(Reuters) - U.S. stocks rose on Thursday as fears of a global trade war eased after President Donald Trump promised great flexibility toward the United States’ “real friends” as he prepared to impose hefty import tariffs.
Worries over the likelihood of a global trade war triggered by Trump’s tariff plans have dominated markets since last Thursday, with chief economic adviser Gary Cohn’s exit heightening such concerns.
But a White House spokeswoman’s announcement that Trump’s tariffs plan may include “potential carve-outs for Mexico and Canada based on national security, and possibly other countries as well” helped the U.S. markets recover on Wednesday.
“Anything that would suggest a little bit of a roll back from the tariffs is viewed as positive,” said Scott Brown, chief economist at Raymond James in St. Petersburg, Florida.
Trump had been expected to sign a proclamation imposing 25 percent tariffs on steel imports and 10 percent on aluminum later in the day, but this could slide into Friday.
The plan has faced with strong opposition from most of key partners, with Europe and China warning they would respond in the event of a trade war with the United States.
By 9:35 a.m. ET, the Dow Jones Industrial Average .DJI rose 0.54 percent to 24,935.79. The S&P 500 .SPX gained 0.37 percent to 2,736.94 and the Nasdaq Composite .IXIC jumped 0.49 percent to 7,432.77.
Express Scripts (ESRX.O) was among the top boosts to the S&P 500, rising 14 percent after health insurer Cigna (CI.N) agreed to buy the pharmacy benefits manager for $54-billion deal. Cigna shares slipped 7.6 percent.
The deal boosted the S&P healthcare index .SPXHC, up 0.29 percent. But the top gainers were industrials .SPLRCI and technology stocks .SPLRCT.
Kroger (KR.N) fell 8.8 percent after the supermarket chain issued a disappointing full-year profit forecast.
American Eagle Outfitters (AEO.N) turned 9 percent lower after trading up premarket.
A Labor Department report showed initial jobless claims rebounded from a more than 48-year low last week, but the trend continued to point to robust labor market conditions.

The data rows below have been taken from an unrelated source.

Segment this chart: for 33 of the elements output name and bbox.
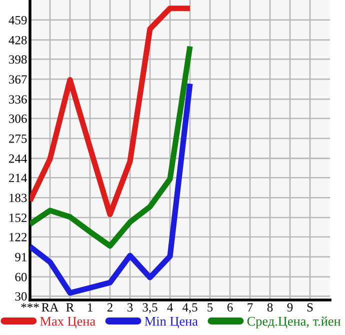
x-tick-label: 4	[167, 303, 173, 312]
x-tick-label: 3,5	[142, 303, 158, 314]
y-tick-label: 183	[10, 194, 27, 202]
x-tick-label: R	[66, 303, 74, 312]
x-tick-label: 1	[88, 303, 92, 312]
legend-label: Max Цена	[40, 316, 96, 328]
y-tick-label: 398	[9, 55, 27, 64]
y-tick-label: 275	[9, 134, 27, 143]
y-tick-label: 214	[9, 174, 28, 182]
y-tick-label: 152	[10, 214, 27, 222]
x-tick-label: ***	[21, 303, 39, 308]
y-tick-label: 367	[9, 75, 27, 84]
x-tick-label: 9	[287, 303, 293, 312]
x-tick-label: 4,5	[182, 303, 198, 314]
x-tick-label: 2	[107, 303, 112, 312]
legend-label: Min Цена	[144, 316, 198, 328]
x-tick-label: RA	[42, 303, 59, 312]
x-tick-label: 6	[227, 303, 233, 312]
y-tick-label: 91	[15, 252, 26, 262]
y-tick-label: 30	[15, 292, 27, 301]
y-tick-label: 306	[9, 114, 27, 123]
y-tick-label: 244	[9, 154, 28, 163]
x-tick-label: S	[307, 303, 313, 312]
y-tick-label: 459	[8, 16, 27, 24]
x-tick-label: 7	[248, 303, 253, 312]
y-tick-label: 122	[10, 232, 27, 242]
x-tick-label: 5	[208, 303, 213, 312]
x-tick-label: 3	[127, 303, 133, 312]
y-tick-label: 428	[8, 36, 27, 44]
x-tick-label: 8	[267, 303, 273, 312]
y-tick-label: 60	[15, 272, 27, 282]
y-tick-label: 336	[9, 95, 27, 104]
legend-label: Сред.Цена, т.йен	[247, 316, 341, 328]
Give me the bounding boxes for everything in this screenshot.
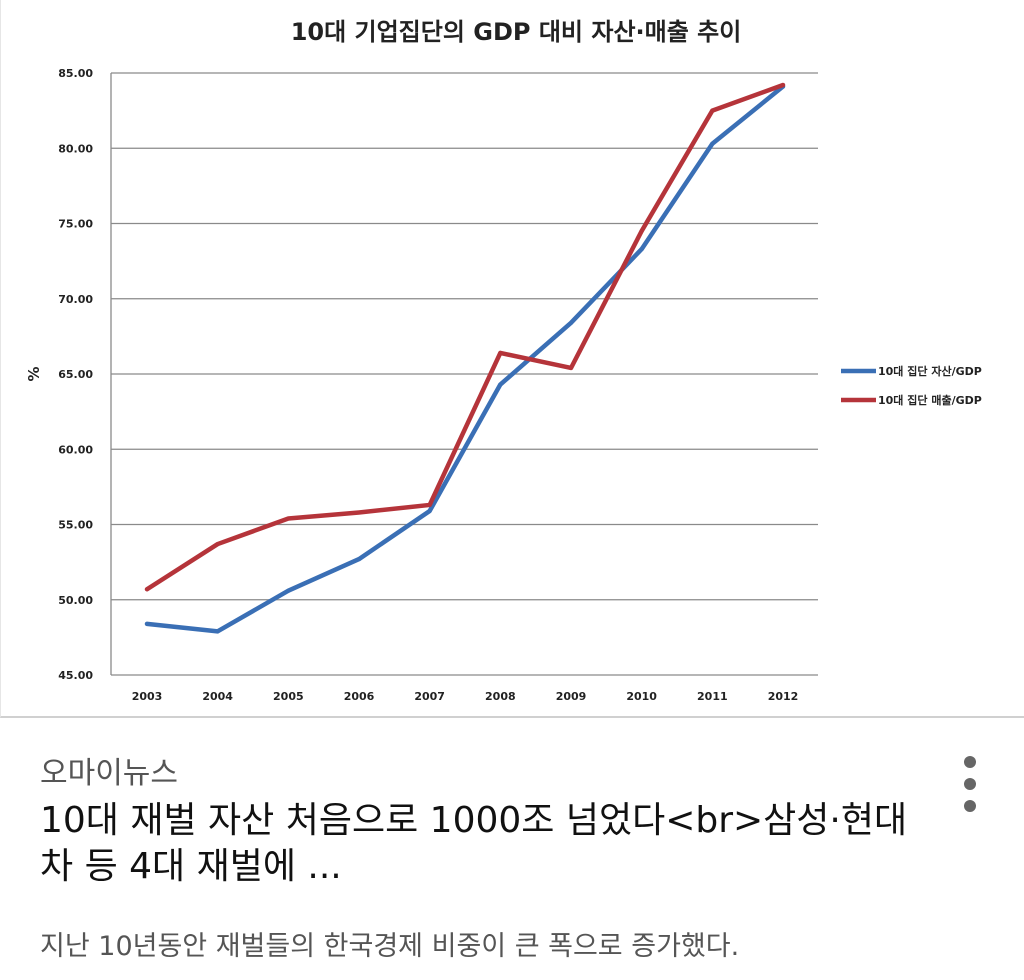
x-tick-label: 2010 xyxy=(626,690,657,703)
more-dot xyxy=(964,756,976,768)
series-0-point xyxy=(286,588,291,593)
x-tick-label: 2009 xyxy=(556,690,587,703)
series-0-point xyxy=(145,621,149,626)
x-tick-label: 2006 xyxy=(344,690,375,703)
series-0-point xyxy=(710,141,715,146)
news-snippet: 지난 10년동안 재벌들의 한국경제 비중이 큰 폭으로 증가했다. xyxy=(40,931,740,962)
series-1-point xyxy=(569,365,573,370)
series-0-point xyxy=(569,320,573,325)
y-tick-label: 50.00 xyxy=(58,594,93,607)
series-line-1 xyxy=(144,82,786,592)
y-tick-label: 75.00 xyxy=(58,218,93,231)
series-1-point xyxy=(781,83,785,88)
y-tick-label: 45.00 xyxy=(58,669,93,682)
x-tick-label: 2011 xyxy=(697,690,728,703)
series-1-point xyxy=(427,502,432,507)
more-vert-icon[interactable] xyxy=(952,754,988,818)
series-0-point xyxy=(427,508,432,513)
x-tick-label: 2008 xyxy=(485,690,516,703)
y-tick-label: 60.00 xyxy=(58,443,93,456)
series-0-point xyxy=(215,629,220,634)
y-tick-label: 55.00 xyxy=(58,519,93,532)
x-tick-label: 2003 xyxy=(132,690,163,703)
series-1-point xyxy=(639,229,644,234)
series-1-point xyxy=(498,350,503,355)
series-1-point xyxy=(357,510,361,515)
series-0-point xyxy=(639,247,644,252)
more-dot xyxy=(964,778,976,790)
news-headline[interactable]: 10대 재벌 자산 처음으로 1000조 넘었다<br>삼성·현대차 등 4대 … xyxy=(40,800,908,887)
chart-card: 10대 기업집단의 GDP 대비 자산·매출 추이 % 2003 2004 2005… xyxy=(0,0,1024,718)
news-source: 오마이뉴스 xyxy=(40,756,178,791)
legend-label-1: 10대 집단 매출/GDP xyxy=(878,393,982,407)
x-tick-label: 2004 xyxy=(202,690,233,703)
news-card[interactable]: 오마이뉴스 10대 재벌 자산 처음으로 1000조 넘었다<br>삼성·현대차… xyxy=(0,718,1024,980)
series-0-point xyxy=(357,557,361,562)
y-axis-label: % xyxy=(25,366,43,381)
series-1-point xyxy=(710,108,715,113)
y-tick-label: 70.00 xyxy=(58,293,93,306)
series-1-point xyxy=(286,516,291,521)
series-1-point xyxy=(215,542,220,547)
chart-title: 10대 기업집단의 GDP 대비 자산·매출 추이 xyxy=(291,18,742,46)
x-tick-label: 2012 xyxy=(768,690,799,703)
x-tick-label: 2007 xyxy=(414,690,445,703)
series-line-0 xyxy=(144,84,786,634)
series-1-point xyxy=(145,587,149,592)
y-tick-label: 85.00 xyxy=(58,67,93,80)
more-dot xyxy=(964,800,976,812)
y-tick-label: 65.00 xyxy=(58,368,93,381)
line-chart: 10대 기업집단의 GDP 대비 자산·매출 추이 % 2003 2004 2005… xyxy=(25,18,982,703)
legend-label-0: 10대 집단 자산/GDP xyxy=(878,364,982,378)
y-tick-label: 80.00 xyxy=(58,142,93,155)
series-0-point xyxy=(498,382,503,387)
x-tick-label: 2005 xyxy=(273,690,304,703)
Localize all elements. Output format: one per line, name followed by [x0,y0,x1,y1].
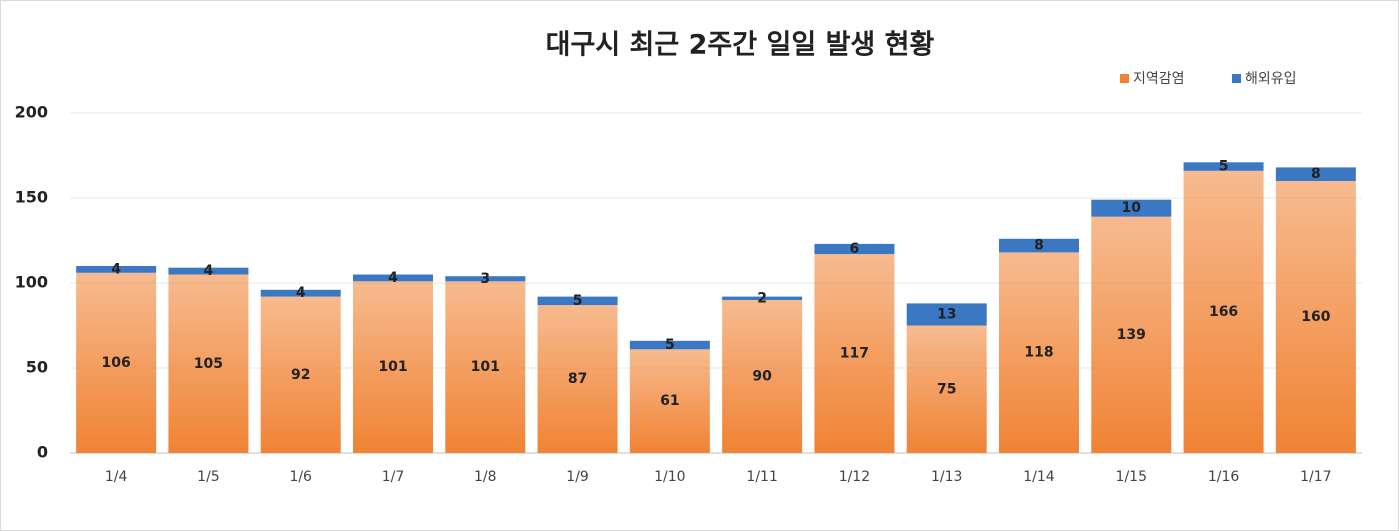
data-label: 4 [204,263,214,279]
x-tick-label: 1/9 [566,469,589,485]
x-tick-label: 1/15 [1116,469,1147,485]
data-label: 166 [1209,304,1238,320]
bar-segment [76,266,157,273]
bar-segment [1091,216,1172,453]
bar-segment [168,274,249,453]
bar-segment [629,340,710,350]
bar-segment [445,276,526,282]
bar-segment [260,296,341,453]
y-tick-label: 100 [15,273,48,292]
x-tick-label: 1/8 [474,469,497,485]
bar-segment [906,303,987,326]
bar-segment [1183,170,1264,454]
data-label: 160 [1301,309,1330,325]
data-label: 5 [573,293,583,309]
x-tick-label: 1/7 [382,469,405,485]
y-tick-label: 200 [15,103,48,122]
bar-segment [1091,199,1172,217]
data-label: 13 [937,306,956,322]
data-label: 5 [1219,159,1229,175]
x-tick-label: 1/13 [931,469,962,485]
data-label: 4 [388,270,398,286]
x-tick-label: 1/6 [289,469,312,485]
y-tick-label: 50 [26,358,48,377]
data-label: 4 [296,285,306,301]
data-label: 139 [1117,327,1146,343]
bar-segment [537,296,618,306]
bar-segment [906,325,987,453]
bar-segment [629,349,710,453]
bar-segment [1275,181,1356,453]
bar-segment [353,281,433,453]
data-label: 3 [480,271,490,287]
y-tick-label: 0 [37,443,48,462]
chart-title: 대구시 최근 2주간 일일 발생 현황 [546,30,935,61]
x-tick-label: 1/10 [654,469,685,485]
bar-segment [445,281,526,453]
legend-label: 해외유입 [1245,71,1297,87]
data-label: 8 [1034,238,1044,254]
data-label: 117 [840,346,869,362]
data-label: 105 [194,356,223,372]
x-tick-label: 1/11 [746,469,777,485]
data-label: 92 [291,367,310,383]
data-label: 2 [757,290,767,306]
data-label: 101 [378,359,407,375]
data-label: 8 [1311,166,1321,182]
bar-segment [260,289,341,297]
x-tick-label: 1/14 [1023,469,1055,485]
data-label: 101 [471,359,500,375]
legend-swatch [1120,74,1129,83]
data-label: 75 [937,381,956,397]
data-label: 106 [102,355,131,371]
x-tick-label: 1/4 [105,469,128,485]
data-label: 6 [850,241,860,257]
legend-swatch [1232,74,1241,83]
data-label: 5 [665,337,675,353]
x-tick-label: 1/12 [839,469,870,485]
data-label: 87 [568,371,587,387]
data-label: 61 [660,393,679,409]
bar-segment [814,254,895,453]
legend-label: 지역감염 [1133,71,1185,87]
bar-segment [168,267,249,275]
x-tick-label: 1/5 [197,469,220,485]
x-tick-label: 1/17 [1300,469,1331,485]
x-tick-label: 1/16 [1208,469,1240,485]
data-label: 10 [1122,200,1142,216]
bar-segment [353,274,433,282]
bar-segment [722,296,803,300]
bar-segment [1183,162,1264,171]
bar-segment [537,305,618,453]
data-label: 90 [752,369,772,385]
data-label: 118 [1024,345,1053,361]
y-tick-label: 150 [15,188,48,207]
bar-segment [722,300,803,453]
bar-segment [999,252,1079,453]
bar-segment [76,272,157,453]
bar-segment [999,238,1079,253]
bar-segment [1275,167,1356,181]
data-label: 4 [111,261,121,277]
bar-segment [814,243,895,255]
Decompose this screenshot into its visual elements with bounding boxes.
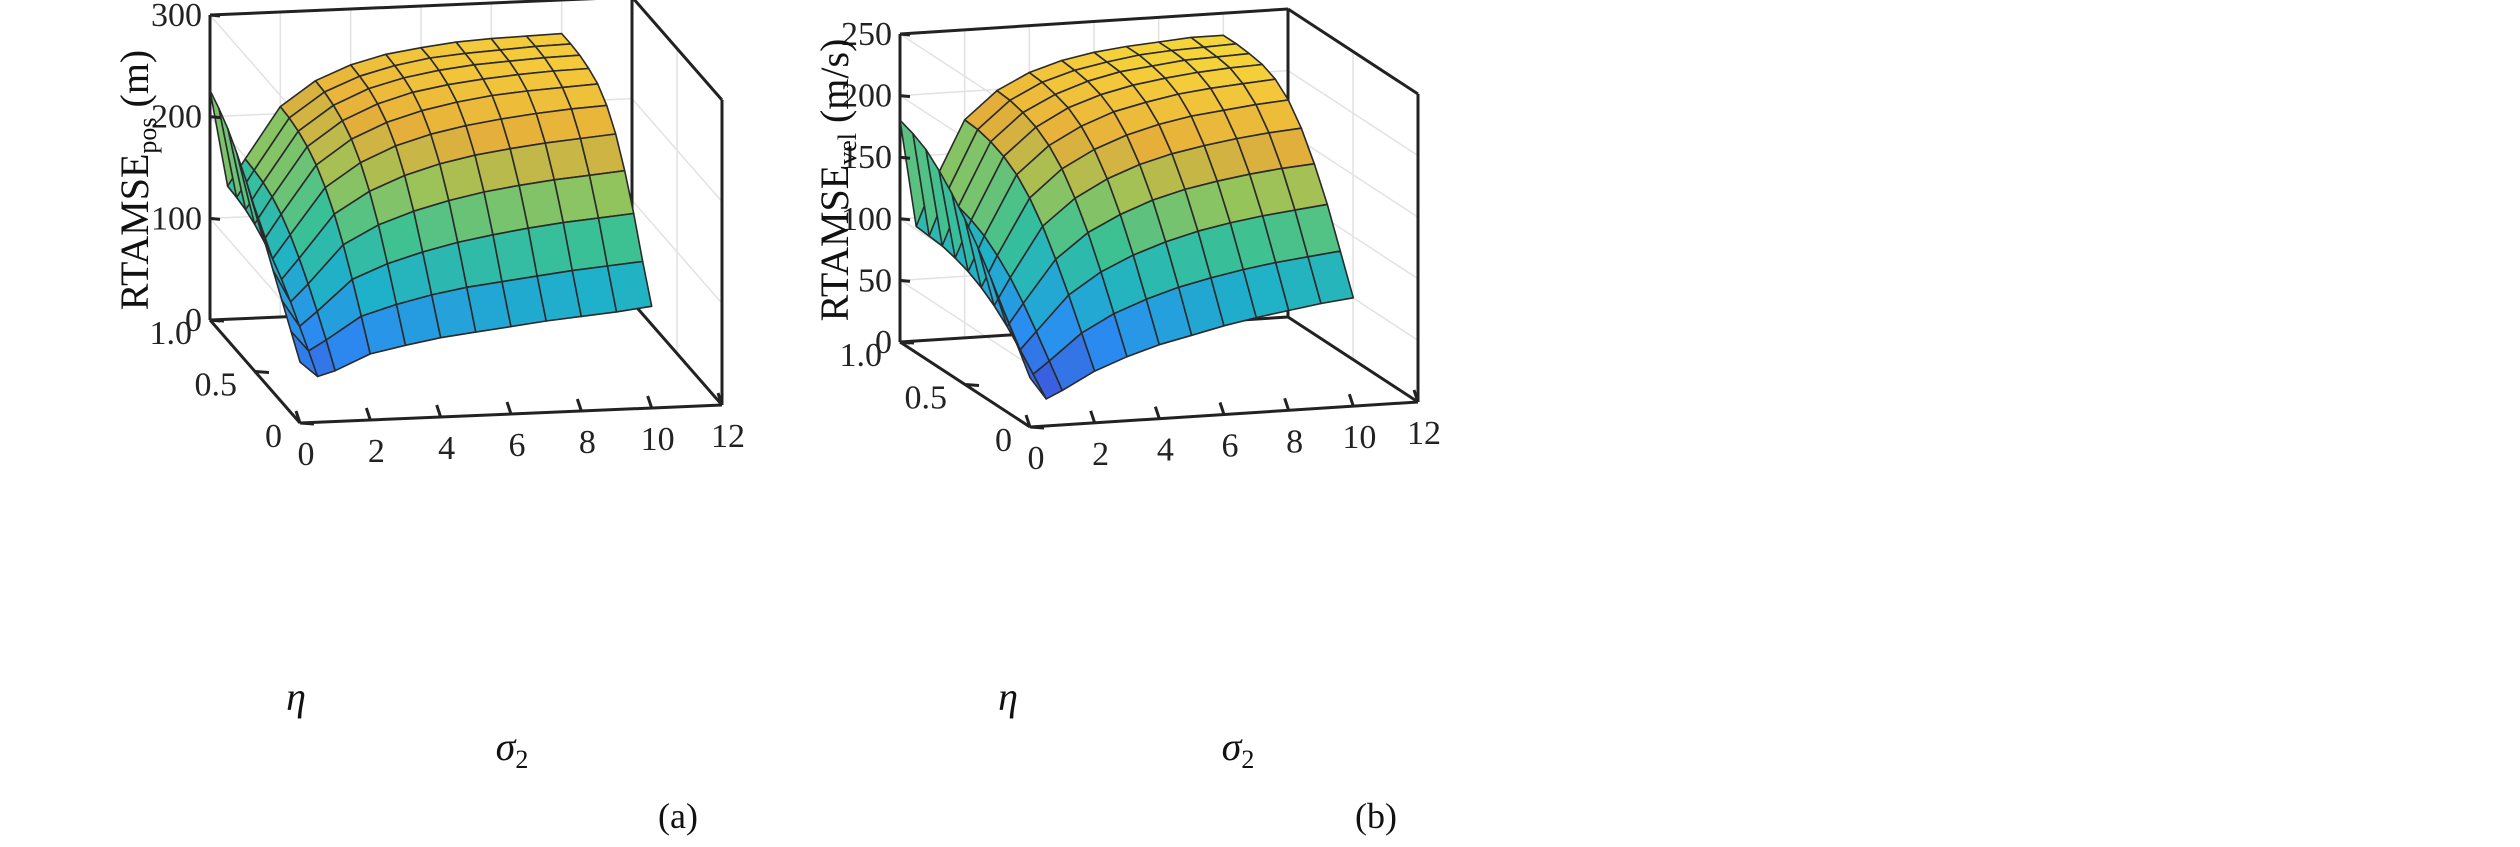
x-tick-label: 2 xyxy=(1092,436,1109,473)
x-tick-mark xyxy=(575,398,583,412)
y-tick-label: 1.0 xyxy=(150,315,193,352)
z-tick-label: 50 xyxy=(858,262,892,299)
y-tick-label: 0 xyxy=(995,422,1012,459)
z-tick-label: 200 xyxy=(151,99,202,136)
z-tick-mark xyxy=(899,155,911,160)
surface-mesh xyxy=(899,34,1355,400)
x-axis-label: σ2 xyxy=(1222,724,1255,774)
z-tick-label: 250 xyxy=(841,16,892,53)
axis-edge xyxy=(630,301,724,406)
y-axis-label: η xyxy=(286,674,306,719)
y-tick-mark xyxy=(1029,425,1045,430)
y-tick-mark xyxy=(254,370,270,374)
surface-cell xyxy=(561,83,608,110)
z-tick-mark xyxy=(209,13,221,18)
z-tick-label: 0 xyxy=(875,324,892,361)
surface-cell xyxy=(1307,250,1355,305)
x-tick-mark xyxy=(1412,389,1420,403)
x-tick-mark xyxy=(435,404,443,418)
tick-labels: 0 50 100 150 200 250 0 2 4 6 8 10 12 0 0.5 1.0 xyxy=(840,16,1442,477)
z-tick-mark xyxy=(899,278,911,283)
surface-panel-a: 0 100 200 300 0 2 4 6 8 10 12 0 0.51.0 RTAMSEpos (m) σ… xyxy=(112,0,745,836)
surface-panel-b: 0 50 100 150 200 250 0 2 4 6 8 10 12 0 0.5 1.0 RTAMSEvel… xyxy=(812,7,1442,836)
grid-line xyxy=(899,279,1031,367)
x-tick-label: 6 xyxy=(509,427,526,464)
y-tick-mark xyxy=(964,383,980,387)
x-tick-mark xyxy=(505,401,513,415)
axis-edge xyxy=(1287,315,1419,404)
x-tick-mark xyxy=(646,395,654,409)
z-axis-label: RTAMSEpos (m) xyxy=(112,50,162,311)
z-tick-mark xyxy=(899,217,911,222)
z-tick-mark xyxy=(209,115,221,120)
x-tick-mark xyxy=(1283,397,1291,411)
x-axis-label: σ2 xyxy=(496,724,529,774)
axis-edge xyxy=(899,7,1289,36)
z-axis-label: RTAMSEvel (m/s) xyxy=(812,39,862,322)
z-tick-label: 100 xyxy=(841,201,892,238)
x-tick-label: 10 xyxy=(641,421,675,458)
y-tick-mark xyxy=(299,421,315,426)
z-tick-label: 200 xyxy=(841,78,892,115)
z-tick-label: 300 xyxy=(151,0,202,34)
x-tick-label: 0 xyxy=(1028,440,1045,477)
x-tick-label: 0 xyxy=(298,436,315,473)
x-tick-mark xyxy=(1218,402,1226,415)
y-tick-mark xyxy=(209,318,225,323)
x-tick-mark xyxy=(716,392,724,406)
z-tick-label: 100 xyxy=(151,200,202,237)
panel-caption: (b) xyxy=(1355,796,1397,836)
z-tick-mark xyxy=(899,32,911,37)
y-tick-mark xyxy=(899,340,915,345)
y-tick-label: 0.5 xyxy=(905,380,948,417)
surface-cell xyxy=(606,260,653,313)
axis-edge xyxy=(1287,7,1419,96)
axis-edge xyxy=(209,0,597,17)
x-tick-label: 10 xyxy=(1342,419,1376,456)
x-tick-mark xyxy=(294,410,302,424)
x-tick-mark xyxy=(1153,406,1161,420)
y-tick-label: 0.5 xyxy=(195,367,238,404)
surface-mesh xyxy=(209,32,653,378)
tick-labels: 0 100 200 300 0 2 4 6 8 10 12 0 0.51.0 xyxy=(150,0,746,473)
x-tick-mark xyxy=(364,407,372,421)
y-axis-label: η xyxy=(998,674,1018,719)
grid-line xyxy=(209,14,301,119)
x-tick-mark xyxy=(1347,393,1355,407)
x-tick-mark xyxy=(1024,414,1032,428)
x-tick-label: 8 xyxy=(1286,423,1303,460)
axis-edge xyxy=(632,0,724,101)
panel-caption: (a) xyxy=(658,796,698,836)
x-tick-mark xyxy=(1089,410,1097,424)
z-tick-label: 0 xyxy=(185,302,202,339)
x-tick-label: 8 xyxy=(579,424,596,461)
x-tick-label: 2 xyxy=(368,433,385,470)
y-tick-label: 0 xyxy=(265,418,282,455)
x-tick-label: 4 xyxy=(1157,432,1174,469)
x-tick-label: 12 xyxy=(711,418,745,455)
z-tick-label: 150 xyxy=(841,139,892,176)
z-tick-mark xyxy=(899,94,911,99)
x-tick-label: 6 xyxy=(1222,428,1239,465)
x-tick-label: 12 xyxy=(1407,415,1441,452)
x-tick-label: 4 xyxy=(438,430,455,467)
y-tick-label: 1.0 xyxy=(840,337,883,374)
z-tick-mark xyxy=(209,216,221,221)
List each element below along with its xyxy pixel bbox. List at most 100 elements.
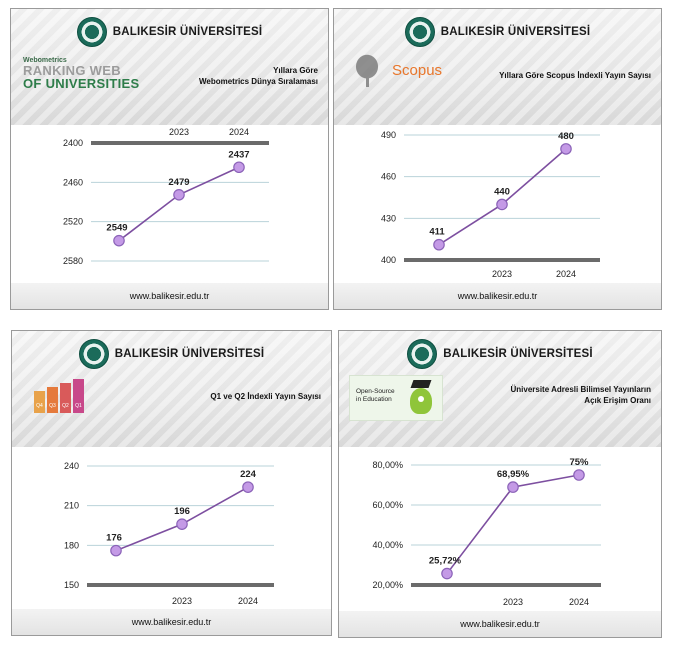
brand: BALIKESİR ÜNİVERSİTESİ (339, 339, 661, 369)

A comprehensive reading on jobs and wage is expected on Friday. The average hourly earnings is expected to slow to 2.8 percent in February on an annualized basis, from 2.9 percent in January.
Investors are worried that higher wages could lead to faster interest rate increases by the Federal Reserve and make borrowing expensive for companies.
Advancing issues outnumbered decliners on the NYSE by 1,835 to 606. On the Nasdaq, 1,641 issues rose and 655 fell.